Le ton inimitable de ces films passe aussi par une voix, celle de Guy Gilles lui-même, qui n’a jamais craint d’investir le commentaire off d’une dimension intime, déployant un horizon dépressif assez étonnant quelque soit le sujet abordé. Davantage qu’un galop d’essai, la série très homogène des courts-métrages constitue donc un portrait à peine voilé du cinéaste. Du départ d’Algérie à la conquête de Paris, les films reflètent de façon continue la vie et les aspirations d’un jeune homme passionnément épris de cinéma et mortellement nostalgique d’un pays perdu.

Les deux courts-métrages algérois portent déjà sur la séparation : quitter son pays (Soleil éteint) ou quitter son amoureux (Au biseau des baisers), le sentiment de l’exil préexiste à l’exil lui-même, comme s’il fallait toujours quitter, partir  - guerre d’Algérie ou pas. Les films parisiens constituent une suite évidente aux deux premiers opus : une fois quittée la terre-mère, comment s’inscrire dans un décor nouveau ? Comment se bâtir un monde habitable ?  Paris un jour d’hiver est encore menacé par le souvenir d’un été sur la plage, balançant entre inscription urbaine - les micro-trottoirs, les vues de Paris - et nostalgie d’un paradis lointain. À leur tour, Chanson de gestes et Le Jardin des Tuileries interrogent cette inscription des corps et des décors - jeux de mains saisis dans toutes leurs conjugaisons, jardin arpenté en long et en large - le lien entre les deux n’y étant pas acquis d’avance, mais se gagnant au cours d’une épreuve dont les films semblent, davantage que les témoins, les seuls agents possibles. La ville devient le réceptacle romantique d’un spleen venant d’un autre âge, d’un autre lieu, Paris se faisant pur palimpseste sur lequel s’écrivent et se révèlent les souvenirs d’Alger.

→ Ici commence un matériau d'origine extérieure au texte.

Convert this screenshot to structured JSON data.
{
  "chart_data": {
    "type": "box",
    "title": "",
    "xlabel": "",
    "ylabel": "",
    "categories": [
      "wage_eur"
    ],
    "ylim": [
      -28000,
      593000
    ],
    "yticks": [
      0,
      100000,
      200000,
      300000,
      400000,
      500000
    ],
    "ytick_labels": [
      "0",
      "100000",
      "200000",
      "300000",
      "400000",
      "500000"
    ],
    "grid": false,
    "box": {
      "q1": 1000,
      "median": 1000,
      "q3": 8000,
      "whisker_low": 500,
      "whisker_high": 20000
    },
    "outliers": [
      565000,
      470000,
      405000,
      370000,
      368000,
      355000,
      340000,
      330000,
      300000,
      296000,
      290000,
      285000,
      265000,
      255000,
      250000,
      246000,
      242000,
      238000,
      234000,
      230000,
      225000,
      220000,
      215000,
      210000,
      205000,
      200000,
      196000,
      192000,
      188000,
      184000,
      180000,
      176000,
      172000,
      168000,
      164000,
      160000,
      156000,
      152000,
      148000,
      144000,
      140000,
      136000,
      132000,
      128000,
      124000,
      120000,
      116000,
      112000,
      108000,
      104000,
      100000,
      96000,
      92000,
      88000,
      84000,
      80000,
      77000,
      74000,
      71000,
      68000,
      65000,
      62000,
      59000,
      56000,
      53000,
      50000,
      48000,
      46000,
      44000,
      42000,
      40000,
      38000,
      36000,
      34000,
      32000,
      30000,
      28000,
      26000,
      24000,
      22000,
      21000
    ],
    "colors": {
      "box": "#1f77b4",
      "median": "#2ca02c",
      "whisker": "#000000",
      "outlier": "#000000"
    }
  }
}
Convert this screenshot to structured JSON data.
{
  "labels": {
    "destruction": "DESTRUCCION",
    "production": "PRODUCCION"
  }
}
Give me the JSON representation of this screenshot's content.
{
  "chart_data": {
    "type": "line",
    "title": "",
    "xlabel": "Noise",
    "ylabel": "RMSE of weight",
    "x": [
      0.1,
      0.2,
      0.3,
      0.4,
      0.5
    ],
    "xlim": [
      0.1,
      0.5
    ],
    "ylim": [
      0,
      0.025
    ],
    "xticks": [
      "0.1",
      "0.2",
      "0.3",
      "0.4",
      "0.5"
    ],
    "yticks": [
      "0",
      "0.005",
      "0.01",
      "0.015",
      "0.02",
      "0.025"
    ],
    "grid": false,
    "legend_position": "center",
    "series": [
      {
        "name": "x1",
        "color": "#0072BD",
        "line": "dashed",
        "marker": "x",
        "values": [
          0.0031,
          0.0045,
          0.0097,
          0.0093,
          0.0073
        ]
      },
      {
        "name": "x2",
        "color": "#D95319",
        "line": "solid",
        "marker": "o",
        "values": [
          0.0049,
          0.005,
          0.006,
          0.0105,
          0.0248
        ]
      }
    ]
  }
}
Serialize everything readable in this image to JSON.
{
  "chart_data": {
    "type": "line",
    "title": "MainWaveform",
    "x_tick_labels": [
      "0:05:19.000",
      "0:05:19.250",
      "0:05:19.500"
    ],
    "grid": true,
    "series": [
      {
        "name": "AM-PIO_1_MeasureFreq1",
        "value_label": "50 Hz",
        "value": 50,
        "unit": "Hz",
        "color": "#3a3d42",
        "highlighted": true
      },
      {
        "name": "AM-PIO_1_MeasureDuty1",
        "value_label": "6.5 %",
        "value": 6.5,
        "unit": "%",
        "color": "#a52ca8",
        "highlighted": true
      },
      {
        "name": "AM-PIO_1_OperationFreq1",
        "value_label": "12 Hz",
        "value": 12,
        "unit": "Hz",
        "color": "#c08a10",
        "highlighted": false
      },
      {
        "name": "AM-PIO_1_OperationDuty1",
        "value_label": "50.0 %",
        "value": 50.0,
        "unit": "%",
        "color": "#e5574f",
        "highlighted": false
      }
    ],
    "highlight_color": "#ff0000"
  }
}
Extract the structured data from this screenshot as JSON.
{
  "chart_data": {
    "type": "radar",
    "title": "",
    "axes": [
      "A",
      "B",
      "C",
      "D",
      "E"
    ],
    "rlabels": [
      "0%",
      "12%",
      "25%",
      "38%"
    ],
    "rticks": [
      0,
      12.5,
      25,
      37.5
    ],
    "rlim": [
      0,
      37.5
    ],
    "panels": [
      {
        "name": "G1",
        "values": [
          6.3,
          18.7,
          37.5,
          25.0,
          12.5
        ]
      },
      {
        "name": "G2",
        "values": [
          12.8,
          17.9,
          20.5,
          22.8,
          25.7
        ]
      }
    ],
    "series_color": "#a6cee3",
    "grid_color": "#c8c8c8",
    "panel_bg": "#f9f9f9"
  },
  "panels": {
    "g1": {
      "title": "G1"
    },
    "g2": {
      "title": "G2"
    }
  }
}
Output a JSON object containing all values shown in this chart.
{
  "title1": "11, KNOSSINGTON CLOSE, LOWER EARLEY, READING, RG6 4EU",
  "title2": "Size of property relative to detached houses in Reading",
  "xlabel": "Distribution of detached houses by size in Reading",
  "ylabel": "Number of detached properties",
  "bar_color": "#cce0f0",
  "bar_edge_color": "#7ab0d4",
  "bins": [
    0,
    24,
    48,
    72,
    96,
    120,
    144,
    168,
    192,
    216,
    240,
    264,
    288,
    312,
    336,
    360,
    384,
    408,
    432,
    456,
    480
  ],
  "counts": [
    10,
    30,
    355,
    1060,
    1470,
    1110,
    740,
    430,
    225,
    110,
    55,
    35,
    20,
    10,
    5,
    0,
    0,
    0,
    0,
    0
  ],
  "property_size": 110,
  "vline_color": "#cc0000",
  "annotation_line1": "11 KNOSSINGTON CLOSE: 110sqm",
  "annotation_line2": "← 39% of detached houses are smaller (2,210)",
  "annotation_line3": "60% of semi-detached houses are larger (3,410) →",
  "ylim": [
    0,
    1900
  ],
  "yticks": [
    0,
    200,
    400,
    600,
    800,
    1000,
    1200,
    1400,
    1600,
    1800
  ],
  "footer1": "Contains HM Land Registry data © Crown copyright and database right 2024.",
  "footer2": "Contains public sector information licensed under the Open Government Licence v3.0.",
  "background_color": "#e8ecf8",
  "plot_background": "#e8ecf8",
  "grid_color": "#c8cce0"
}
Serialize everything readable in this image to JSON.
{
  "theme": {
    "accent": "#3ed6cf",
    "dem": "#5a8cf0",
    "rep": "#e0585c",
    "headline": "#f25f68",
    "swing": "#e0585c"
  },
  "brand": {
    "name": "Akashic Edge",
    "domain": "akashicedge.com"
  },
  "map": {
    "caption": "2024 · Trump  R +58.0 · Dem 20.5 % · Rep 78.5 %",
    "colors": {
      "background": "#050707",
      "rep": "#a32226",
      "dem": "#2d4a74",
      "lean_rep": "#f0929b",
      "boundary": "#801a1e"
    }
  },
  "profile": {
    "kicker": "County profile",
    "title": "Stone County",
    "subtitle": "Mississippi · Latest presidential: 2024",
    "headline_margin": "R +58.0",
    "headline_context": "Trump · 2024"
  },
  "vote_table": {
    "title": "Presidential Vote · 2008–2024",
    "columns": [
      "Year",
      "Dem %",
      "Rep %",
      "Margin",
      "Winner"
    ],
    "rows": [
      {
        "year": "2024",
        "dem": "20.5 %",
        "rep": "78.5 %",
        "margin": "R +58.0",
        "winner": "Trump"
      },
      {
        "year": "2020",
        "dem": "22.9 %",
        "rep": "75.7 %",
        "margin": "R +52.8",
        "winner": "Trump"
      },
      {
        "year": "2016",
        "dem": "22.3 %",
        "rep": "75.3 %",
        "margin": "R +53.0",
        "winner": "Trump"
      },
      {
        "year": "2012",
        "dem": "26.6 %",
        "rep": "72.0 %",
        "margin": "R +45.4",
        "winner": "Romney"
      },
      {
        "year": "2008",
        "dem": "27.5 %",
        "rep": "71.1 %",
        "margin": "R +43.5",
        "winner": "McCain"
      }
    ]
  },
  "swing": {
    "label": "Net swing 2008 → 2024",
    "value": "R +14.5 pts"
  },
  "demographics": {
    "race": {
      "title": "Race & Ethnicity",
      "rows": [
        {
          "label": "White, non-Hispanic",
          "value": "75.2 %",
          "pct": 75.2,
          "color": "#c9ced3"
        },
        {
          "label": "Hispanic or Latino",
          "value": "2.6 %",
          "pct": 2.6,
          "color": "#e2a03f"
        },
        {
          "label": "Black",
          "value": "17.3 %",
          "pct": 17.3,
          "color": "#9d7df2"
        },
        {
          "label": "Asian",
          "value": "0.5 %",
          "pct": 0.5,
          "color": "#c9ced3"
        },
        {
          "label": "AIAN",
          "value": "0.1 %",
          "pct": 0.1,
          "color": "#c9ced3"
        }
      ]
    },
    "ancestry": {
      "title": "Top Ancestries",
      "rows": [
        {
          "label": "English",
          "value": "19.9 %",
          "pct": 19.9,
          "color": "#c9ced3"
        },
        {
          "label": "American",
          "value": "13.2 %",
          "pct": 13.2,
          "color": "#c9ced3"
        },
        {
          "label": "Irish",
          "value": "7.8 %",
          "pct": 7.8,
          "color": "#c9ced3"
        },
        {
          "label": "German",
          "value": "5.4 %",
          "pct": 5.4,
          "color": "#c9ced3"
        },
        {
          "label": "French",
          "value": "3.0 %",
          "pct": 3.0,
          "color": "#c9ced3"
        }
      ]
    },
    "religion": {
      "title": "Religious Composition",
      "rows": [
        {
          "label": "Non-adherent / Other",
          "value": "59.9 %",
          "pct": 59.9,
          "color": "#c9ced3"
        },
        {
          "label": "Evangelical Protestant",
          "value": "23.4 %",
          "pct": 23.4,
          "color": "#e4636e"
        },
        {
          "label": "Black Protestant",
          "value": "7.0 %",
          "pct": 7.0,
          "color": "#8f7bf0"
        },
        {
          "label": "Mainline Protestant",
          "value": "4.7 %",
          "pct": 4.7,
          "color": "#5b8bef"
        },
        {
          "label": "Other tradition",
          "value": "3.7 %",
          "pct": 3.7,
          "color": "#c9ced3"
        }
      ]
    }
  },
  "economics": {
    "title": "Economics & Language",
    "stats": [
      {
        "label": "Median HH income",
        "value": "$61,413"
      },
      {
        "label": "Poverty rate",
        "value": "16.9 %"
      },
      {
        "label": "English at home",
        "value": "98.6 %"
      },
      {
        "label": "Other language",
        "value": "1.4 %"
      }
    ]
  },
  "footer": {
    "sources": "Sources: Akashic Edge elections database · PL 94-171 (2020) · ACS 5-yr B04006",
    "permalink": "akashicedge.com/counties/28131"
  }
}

Dans Le Partant, cette thématique va être incarnée pour la première fois par un corps principal, un personnage (Patrick Jouané, acteur fétiche de presque toute l’œuvre), voire un récit - toujours « partir, ne pas partir » - avant de trouver dans Côté cour côté champs une sorte d’épanouissement stylistique qui en fait le film le plus réconcilié de la série.  Sans dialogues, en plans fixes quasi documentaires, le film décrit une journée ordinaire sur les Champs-Elysées, dont les élus - un peintre en bâtiment, un dandy, une vieille dame riche, un couple d’amoureux - sont incarnés par des acteurs, des amis, des fidèles du cinéastes. Peuplée de corps aimés, la ville semble enfin devenue habitable.

Il s’agit aussi de brouiller les frontières : pour être vivable, la vie doit pouvoir s’inventer sans coupure avec le rêve qui la motive. À presque vint ans d’intervalle, Ciné bijou et Où sont-elles donc ? mettent en scène ce lien viscéral au rêve à travers son incarnation absolue : le cinéma. La vie doit se rêver : c’est ce que nous disent à la fois de plus anachronique mais aussi de plus radical les films de Guy Gilles, qu’il faut rêver la vie pour la réinventer, sans rien céder de l’urgence et de l’intensité de notre désir. Ce n’est pas sans risque, cette exigence a un coût et de déceptions fatales en fuites orgueilleuses, on s’y brûle aisément les ailes - c’est le thème de presque tous les longs métrages. Pour l’heure, espoirs fous des Mexicains dans les hasards de la loterie nationale ou rêves de midinette d’une liftière de grand hôtel (La loterie de la vie), il faut croire, croire absolument car dans cette croyance simple réside encore la possibilité d’un monde et de notre inscription dans celui-ci.

De fil en film, l’ensemble des courts métrages dévide une pelote d’une cohérence stupéfiante, formant un véritable tout dans la filmographie générale de Guy Gilles. L’œuvre foisonnante du cinéaste est encore à découvrir, mais comme tous ses chemins, celui proposé ici mène au cœur battant des choses, à sa question essentielle, la possibilité jamais acquise, jamais conquise, de vivre ici-bas.